Niall began his career at Highbury, making his League début for Arsenal in 1985. He enjoyed one full season (1986/87) in the Gunners side and earned a Littlewoods Cup medal before dropping out of the side. In March 1990, he was transferred to City for £800 000.

In his first full season he was City's top scorer with 22 League and cup goals. He picked up a cruciate ligament injury in November '93 that caused him to miss the World Cup finals. He was back in City's side the following season but never really established himself as a regular under Alan Ball. Niall was City's best player in the 1996-97 pre-season games, the only one scoring regularly and looking to be back at his best. It was therefore a very unpopular decision when, as one of his last acts as City manager, Alan Ball sold Niall to Sunderland at the start of the season.

At Sunderland Niall linked up with former City Manager Peter Reid and he served the club with perfection the next 6 years. His partnership with Kevin Phillips up front helped Sunderland secure a high position in their return to the Premiership. After his playing days was over he continued at the club in a coaching role.

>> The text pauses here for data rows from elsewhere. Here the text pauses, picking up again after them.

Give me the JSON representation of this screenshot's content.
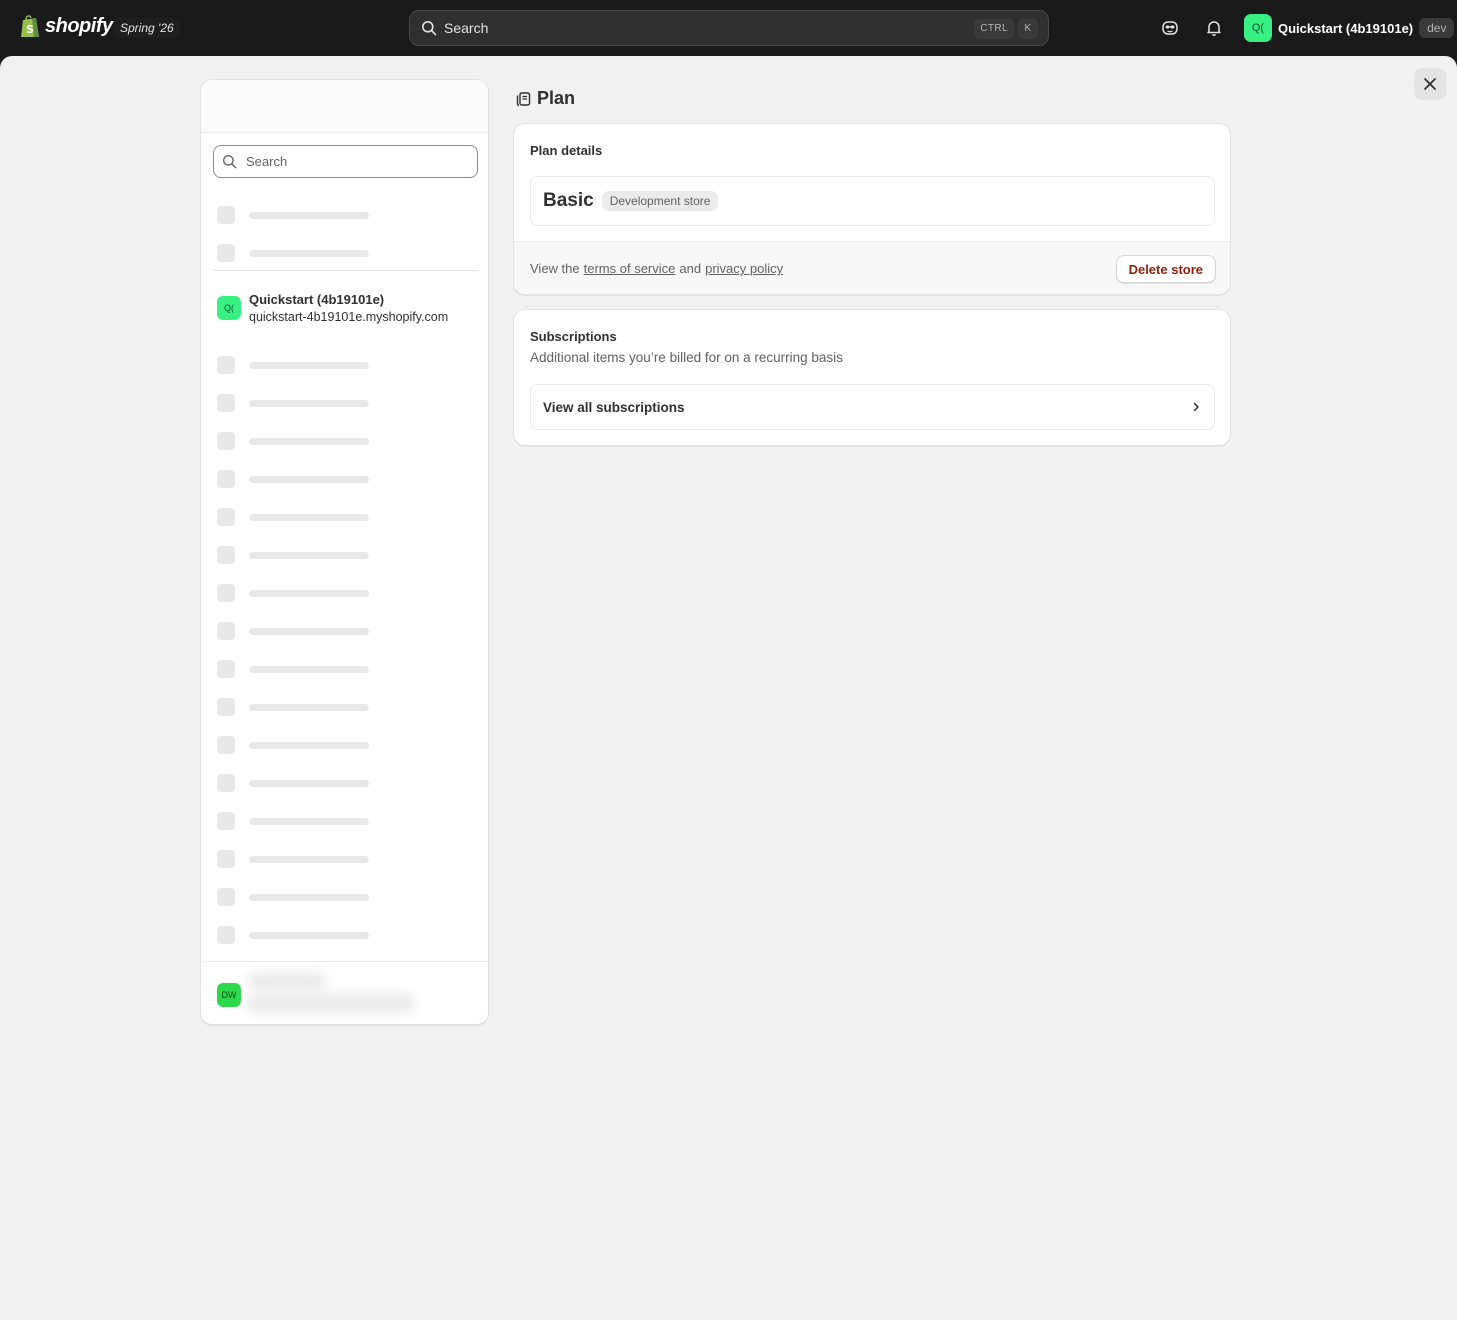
{
  "topbar": {
    "brand": "shopify",
    "release": "Spring '26",
    "search_placeholder": "Search",
    "shortcut_keys": [
      "CTRL",
      "K"
    ],
    "account": {
      "initials": "Q(",
      "name": "Quickstart (4b19101e)",
      "tag": "dev"
    }
  },
  "sidebar": {
    "search_placeholder": "Search",
    "store": {
      "initials": "Q(",
      "name": "Quickstart (4b19101e)",
      "url": "quickstart-4b19101e.myshopify.com"
    },
    "user": {
      "initials": "DW"
    }
  },
  "page": {
    "title": "Plan"
  },
  "plan_card": {
    "title": "Plan details",
    "plan_name": "Basic",
    "plan_badge": "Development store",
    "footer_prefix": "View the",
    "terms_link": "terms of service",
    "footer_and": "and",
    "privacy_link": "privacy policy",
    "delete_label": "Delete store"
  },
  "subscriptions_card": {
    "title": "Subscriptions",
    "description": "Additional items you’re billed for on a recurring basis",
    "view_all_label": "View all subscriptions"
  },
  "colors": {
    "store_avatar": "#36f181",
    "user_avatar": "#2dd94a",
    "danger": "#8e1f0b"
  }
}
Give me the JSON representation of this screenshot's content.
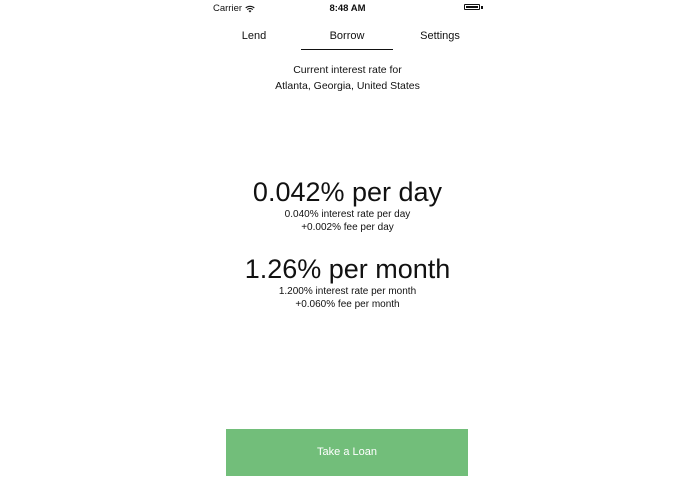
{
  "status_bar": {
    "carrier": "Carrier",
    "time": "8:48 AM"
  },
  "tabs": [
    {
      "label": "Lend"
    },
    {
      "label": "Borrow",
      "selected": true
    },
    {
      "label": "Settings"
    }
  ],
  "location": {
    "line1": "Current interest rate for",
    "line2": "Atlanta, Georgia, United States"
  },
  "rates": {
    "day": {
      "headline": "0.042% per day",
      "interest": "0.040% interest rate per day",
      "fee": "+0.002% fee per day"
    },
    "month": {
      "headline": "1.26% per month",
      "interest": "1.200% interest rate per month",
      "fee": "+0.060% fee per month"
    }
  },
  "action": {
    "label": "Take a Loan"
  },
  "colors": {
    "button_bg": "#72be7a",
    "button_text": "#ffffff"
  },
  "icons": [
    "wifi-icon",
    "battery-icon"
  ]
}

May 2002: Republic of Ireland striker, Niall Quinn is giving away the proceeds of his testimonial match to charity, it's reported. It's expected the Sunderland forward's match against the Republic in May will raise £1m for hospital equipment in Britain and Ireland. The 35-year-old will use some of the money from the game to buy school books in Africa and Asia. The bulk of the money is expected to go to hospitals in Sunderland and Niall's home city of Dublin, reports The Sunday Times. He said his first visit to Great Ormond Street's children hospital when he was a teenager at Arsenal, had awoken him to the suffering of children. The newspaper says fans will not be segregated into rival camps and players will not receive champagne or Rolex watches. Instead they will be given an envelope from a child thanking them for paying for his or her education for the next five years.